Carlos Chagas
Tribuna da Imprensa
O Senado aprovou projeto de resolução perdoando e renegociando a dívida de 352 milhões de dólares da República do Congo para com o Brasil. Dessa quantia, 278 milhões de dólares são de perdão, ficando o restante para ser saldado até o fim do século. Apesar de sérias críticas de senadores a tamanha generosidade, o projeto foi aprovado por 39 votos contra 21, dada a necessidade de Suas Excelências agradarem o governo Dilma.

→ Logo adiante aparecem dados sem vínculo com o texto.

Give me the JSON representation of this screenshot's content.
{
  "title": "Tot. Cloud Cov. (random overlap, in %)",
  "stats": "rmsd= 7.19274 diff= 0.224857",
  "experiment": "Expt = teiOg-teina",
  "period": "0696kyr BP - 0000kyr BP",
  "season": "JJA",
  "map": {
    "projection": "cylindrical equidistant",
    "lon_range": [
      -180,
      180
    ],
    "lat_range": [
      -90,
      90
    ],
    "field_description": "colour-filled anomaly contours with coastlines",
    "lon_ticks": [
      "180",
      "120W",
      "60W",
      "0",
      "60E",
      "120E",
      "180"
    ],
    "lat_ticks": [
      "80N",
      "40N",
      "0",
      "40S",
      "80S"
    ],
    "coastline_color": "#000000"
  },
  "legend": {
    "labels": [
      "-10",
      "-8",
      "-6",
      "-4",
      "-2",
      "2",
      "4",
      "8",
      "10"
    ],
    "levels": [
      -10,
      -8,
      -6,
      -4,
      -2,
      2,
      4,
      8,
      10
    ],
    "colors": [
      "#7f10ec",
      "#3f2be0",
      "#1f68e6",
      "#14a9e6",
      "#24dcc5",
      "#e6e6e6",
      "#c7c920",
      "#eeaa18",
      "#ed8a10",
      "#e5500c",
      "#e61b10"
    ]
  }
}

É claro que necessitamos ampliar nosso relacionamento e nossa influência junto aos países da África, além da dívida sentimental que temos com o berço de grande parte da nossa população, de origem africana.
Mesmo assim, como lembrou o senador Flexa Ribeiro, essa operação tem embutida a presença de empreiteiras nacionais atuando no Congo e em outros países. Livres da dívida com o estado brasileiro, os governos africanos ficarão mais agradecidos e flexíveis para saldar seus débitos com nossas empresas. No fim, será o tesouro nacional quem pagará o prejuízo, quer dizer, nós.
Também é verdade que o palácio do Planalto nem pensa em perdoar as dívidas dos pequenos agricultores do Nordeste, assolados pela seca, como lembrou o deputado José Agripino. Acresce que o presidente do Congo e sua família, no poder há vinte anos, não caracterizam propriamente uma democracia, mas uma cruel ditadura. Possuem luxuosos apartamentos em Paris, andam em carrões e submetem sua população a altos níveis de miséria.
AVÔ NÃO PODE, BISAVÔ PODE
É óbvio o reconhecimento de que o Senado voltou atrás e mudou o regime dos suplentes de senador, reduzindo-os de dois para um e proibindo a designação de cônjuges, filhos e parentes. O plenário caiu em si, 24 horas depois de não ter alcançado número suficiente para a mudança. Terça-feira, só 46 votos a favor, quando seriam necessários 49. Quarta-feira, 64 votos.
Foi graças ao presidente Renan Calheiros e ao senador Francisco Dornelles que se operou a metamorfose. Além, é claro, de amplo sentimento de vergonha por parte do conjunto.
Mesmo assim, foi mantida a figura de um suplente, senador sem votos autorizado não apenas a substituir, mas suceder o titular, em seu impedimento definitivo. Diante disso, quem protestou foi o senador Roberto Requião, que percebeu no novo texto a proibição de o avô não poder ser suplente, mas o bisavô pode. Além da economia que a extinção do segundo suplente determinará: 25 reais por cada um, o preço da confecção das respectivas carteirinhas…
A COMUNICAÇÃO
Vem desde os tempos de Ramsés II, mas aqui no Brasil avolumou-se o pretexto de que quando um governo vai mal, a culpa é de sua comunicação. No tempo dos militares, até o tonitruante presidente Ernesto Geisel cedeu às pressões de seu radicalíssimo ministro do Exército, Silvio Frota, substituindo o competente Humberto Barreto, civil, por um general, nem tanto do ramo.
Agora, ressurge em especial no PT a mesma cantilena: Dilma vai mal por falhas em sua comunicação. Tentam tapar o sol com a peneira, porque se o governo não vai bem, a responsabilidade éde seu conjunto. E de sua chefe…
PROVA DE FOGO
A partir da semana que vem teremos a prova de ter sido apenas fogo de palha o ímpeto do Congresso de aprovar medidas moralizantes ou, no reverso da medalha, de estarem deputados e senadores mesmo dispostos a recuperar o tempo perdido. Basta verificar se haverá ou não quorum na Câmara e no Senado para a continuação das votações ou se Suas Excelências passarão a gozar as delícias do recesso parlamentar.